Device Note - Potentiometer Module

What It Is

A rotary potentiometer module is a variable resistor on a small breakout board. Turning the knob changes the resistance between its wiper and one end terminal, which changes the voltage on the output pin from near-zero to near-supply.

Why It Is Used

Potentiometers give a smooth analogue input — a continuous range of values rather than just on or off. They let students explore how a physical action (turning a knob) maps to a number inside the microcontroller.

Pin Overview

This module uses a 3-pin header:

  • VCC — supply voltage (3.3 V or 5 V)
  • GND — ground
  • OUT — analogue output (wiper voltage, varies with knob position)

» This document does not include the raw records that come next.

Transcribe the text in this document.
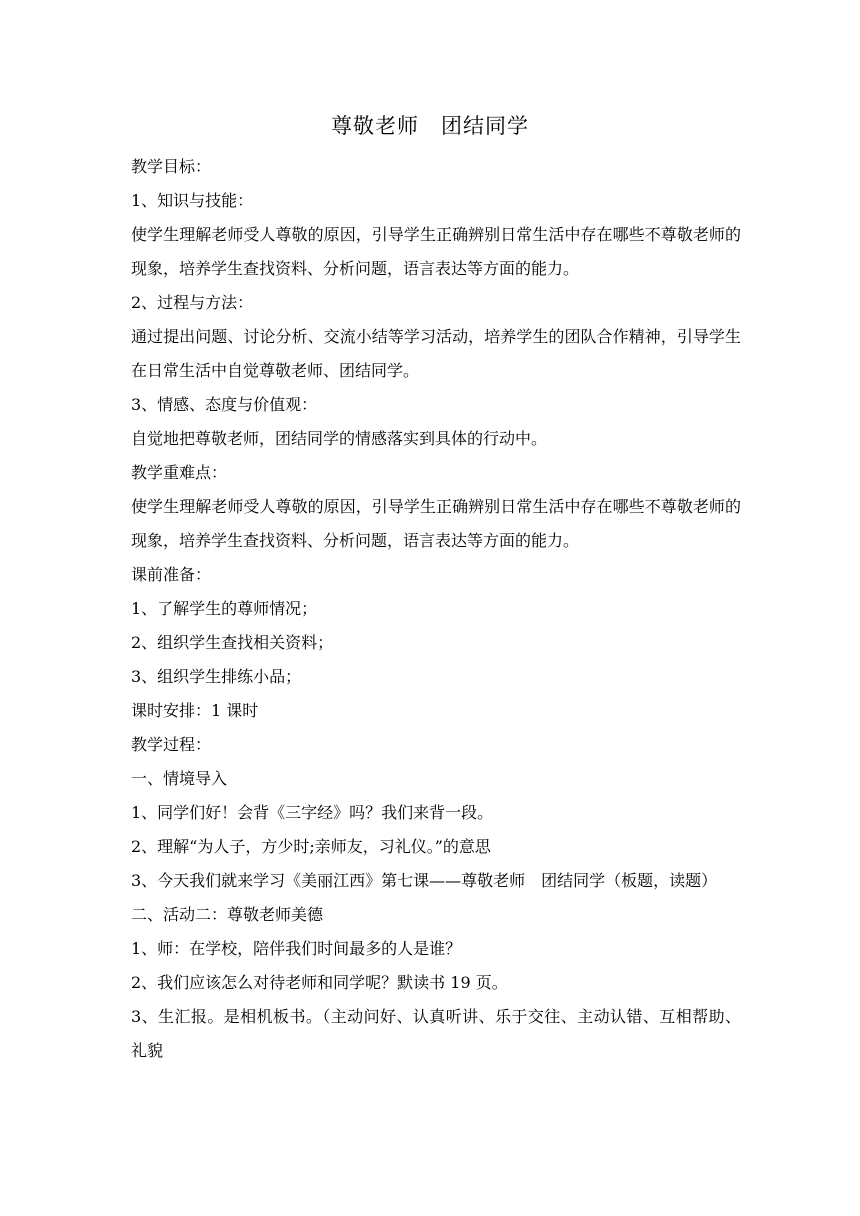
尊敬老师　团结同学

教学目标：

1、知识与技能：

使学生理解老师受人尊敬的原因，引导学生正确辨别日常生活中存在哪些不尊敬老师的现象，培养学生查找资料、分析问题，语言表达等方面的能力。

2、过程与方法：

通过提出问题、讨论分析、交流小结等学习活动，培养学生的团队合作精神，引导学生在日常生活中自觉尊敬老师、团结同学。

3、情感、态度与价值观：

自觉地把尊敬老师，团结同学的情感落实到具体的行动中。

教学重难点：

使学生理解老师受人尊敬的原因，引导学生正确辨别日常生活中存在哪些不尊敬老师的现象，培养学生查找资料、分析问题，语言表达等方面的能力。

课前准备：

1、了解学生的尊师情况；

2、组织学生查找相关资料；

3、组织学生排练小品；

课时安排：1 课时

教学过程：

一、情境导入

1、同学们好！会背《三字经》吗？我们来背一段。

2、理解“为人子，方少时;亲师友，习礼仪。”的意思

3、今天我们就来学习《美丽江西》第七课——尊敬老师　团结同学（板题，读题）

二、活动二：尊敬老师美德

1、师：在学校，陪伴我们时间最多的人是谁？

2、我们应该怎么对待老师和同学呢？默读书 19 页。

3、生汇报。是相机板书。（主动问好、认真听讲、乐于交往、主动认错、互相帮助、礼貌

Connection in this course:

  • OUT -> PA6 (ADC1 channel 6 on the Bluepill)

Control Behavior

  • The output voltage tracks knob position from ~0 V (fully anticlockwise) to ~VCC (fully clockwise).
  • The STM32 ADC converts this to a 12-bit number: 0–4095 counts (pot_raw).
  • The firmware also reports a percentage: 0–100% (pot_percent).
  • Command GET_POT returns both values.
  • Both values stream automatically in the compact USB telemetry frame every 120 ms.

Wiring Rules

  • Use 3.3 V for VCC so the ADC input stays within the STM32's safe analogue input range (0 V to VDDA = 3.3 V).
  • Keep the signal wire away from motor supply wires if a motor driver is also connected.
  • No pull-up or pull-down resistor is needed — the wiper drives the ADC pin directly.

Common Failure Modes

  • Wrong VCC (5 V instead of 3.3 V) — pot_raw pegs at 4095, may stress the ADC input.
  • Wiper pin swapped with VCC or GND — reads fixed 0 or fixed 4095.
  • Loose connection on OUT — ADC floats and gives unstable readings.
  • Knob at an extreme mechanical stop — normal; pot_raw will be 0 or near 4095.

Classroom Notes

  • Let students turn the knob while watching pot_raw change live in the watch strip — the immediate feedback makes ADC values feel real.
  • Ask students to predict what value they expect before turning, then check.
  • Relate pot_percent to real-world controls: speaker volume, heating thermostat, light dimmer.
  • A good early automation exercise: use pot_percent as a condition threshold — e.g. "if pot is above 50%, turn green LED on".

Integration With This Course

  • Pairs well with Lesson 3 (Commands, Modes & State) when introducing analogue input alongside digital GPIO.
  • Pairs well with Lesson 10 (Automation Tool & Control Logic) — use {pot_percent} as a live variable in automation conditions and text expressions.